Ne spieghiamo i motivi.
La deliberazione è inopportuna nella forma perché, considerato che l'Autorità aveva attivato un tavolo tecnico per lo studio delle tematiche relative all'affidamento dei servizi di architettura e di ingegneria, sarebbe stato più opportuno rendere partecipe il tavolo tecnico della stesura di una deliberazione di tale importanza onde evitare che allo stesso venga riconosciuto solo un ruolo notarile, che ne avrebbe vanificato l'utilità.

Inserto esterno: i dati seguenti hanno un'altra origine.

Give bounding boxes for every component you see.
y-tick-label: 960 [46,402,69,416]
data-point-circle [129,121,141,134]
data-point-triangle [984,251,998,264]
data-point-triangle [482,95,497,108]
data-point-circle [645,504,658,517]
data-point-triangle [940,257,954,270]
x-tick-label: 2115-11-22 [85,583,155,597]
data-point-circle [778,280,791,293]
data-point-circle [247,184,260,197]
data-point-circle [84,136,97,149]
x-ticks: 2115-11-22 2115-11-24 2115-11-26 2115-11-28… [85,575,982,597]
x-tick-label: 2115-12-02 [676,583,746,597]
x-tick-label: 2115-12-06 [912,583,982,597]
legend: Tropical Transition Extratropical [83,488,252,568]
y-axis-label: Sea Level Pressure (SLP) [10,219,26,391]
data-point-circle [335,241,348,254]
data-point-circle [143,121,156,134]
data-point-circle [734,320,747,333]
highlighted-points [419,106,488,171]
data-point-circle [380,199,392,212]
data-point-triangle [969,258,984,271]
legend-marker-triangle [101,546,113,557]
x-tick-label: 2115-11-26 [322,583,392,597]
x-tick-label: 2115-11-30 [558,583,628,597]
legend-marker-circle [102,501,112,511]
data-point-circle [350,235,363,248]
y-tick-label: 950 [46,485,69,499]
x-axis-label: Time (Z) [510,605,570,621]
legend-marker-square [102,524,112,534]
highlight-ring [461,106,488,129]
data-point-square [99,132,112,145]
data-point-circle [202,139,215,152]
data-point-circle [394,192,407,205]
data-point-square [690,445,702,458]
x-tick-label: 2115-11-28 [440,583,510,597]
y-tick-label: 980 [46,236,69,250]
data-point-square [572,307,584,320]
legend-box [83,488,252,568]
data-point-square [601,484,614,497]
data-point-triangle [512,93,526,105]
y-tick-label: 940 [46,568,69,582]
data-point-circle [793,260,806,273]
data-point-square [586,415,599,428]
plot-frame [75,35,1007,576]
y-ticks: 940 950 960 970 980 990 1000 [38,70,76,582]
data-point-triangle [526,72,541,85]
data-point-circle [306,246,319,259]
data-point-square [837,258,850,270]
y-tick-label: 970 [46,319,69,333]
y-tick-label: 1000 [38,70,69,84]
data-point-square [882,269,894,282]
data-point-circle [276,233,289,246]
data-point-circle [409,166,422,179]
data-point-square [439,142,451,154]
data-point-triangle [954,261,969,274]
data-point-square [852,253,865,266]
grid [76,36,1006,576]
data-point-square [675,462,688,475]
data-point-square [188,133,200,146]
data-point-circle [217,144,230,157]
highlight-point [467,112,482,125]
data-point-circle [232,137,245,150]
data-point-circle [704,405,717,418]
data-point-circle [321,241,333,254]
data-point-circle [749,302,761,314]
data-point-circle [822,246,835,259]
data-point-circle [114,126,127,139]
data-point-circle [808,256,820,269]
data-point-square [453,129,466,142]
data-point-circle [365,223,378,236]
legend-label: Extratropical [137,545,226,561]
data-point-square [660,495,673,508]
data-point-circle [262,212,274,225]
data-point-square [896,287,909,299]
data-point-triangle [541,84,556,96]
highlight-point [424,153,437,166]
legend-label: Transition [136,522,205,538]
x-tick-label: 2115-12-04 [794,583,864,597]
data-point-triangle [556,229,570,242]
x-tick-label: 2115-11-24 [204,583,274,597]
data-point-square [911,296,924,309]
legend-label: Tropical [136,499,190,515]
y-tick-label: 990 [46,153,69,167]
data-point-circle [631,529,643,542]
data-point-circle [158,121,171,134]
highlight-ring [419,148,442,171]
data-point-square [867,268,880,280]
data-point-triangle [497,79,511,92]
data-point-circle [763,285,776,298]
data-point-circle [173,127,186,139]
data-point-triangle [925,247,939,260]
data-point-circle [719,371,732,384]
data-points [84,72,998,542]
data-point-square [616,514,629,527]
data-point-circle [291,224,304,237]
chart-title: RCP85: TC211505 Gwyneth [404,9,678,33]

Ma la deliberazione è inopportuna anche nella sostanza perché per la determinazione dei compensi da porre a base d'asta afferma che le amministrazioni devono riferirsi ai compensi corrisposti ai progettisti negli ultimi anni (quanti?), rapportati all'importo dei lavori progettati, eseguiti e collaudati per fornire la percentuale di incidenza del costo della fase progettuale sul totale dell'importo dei lavori. La determinazione ha, inoltre, precisato che gli importi corrisposti in passato devono essere considerati al netto dei ribassi offerti in gara e, pertanto, l'importo da porre a base di gara, come prima determinato, deve essere incrementato della media dei ribassi ottenuti nel passato.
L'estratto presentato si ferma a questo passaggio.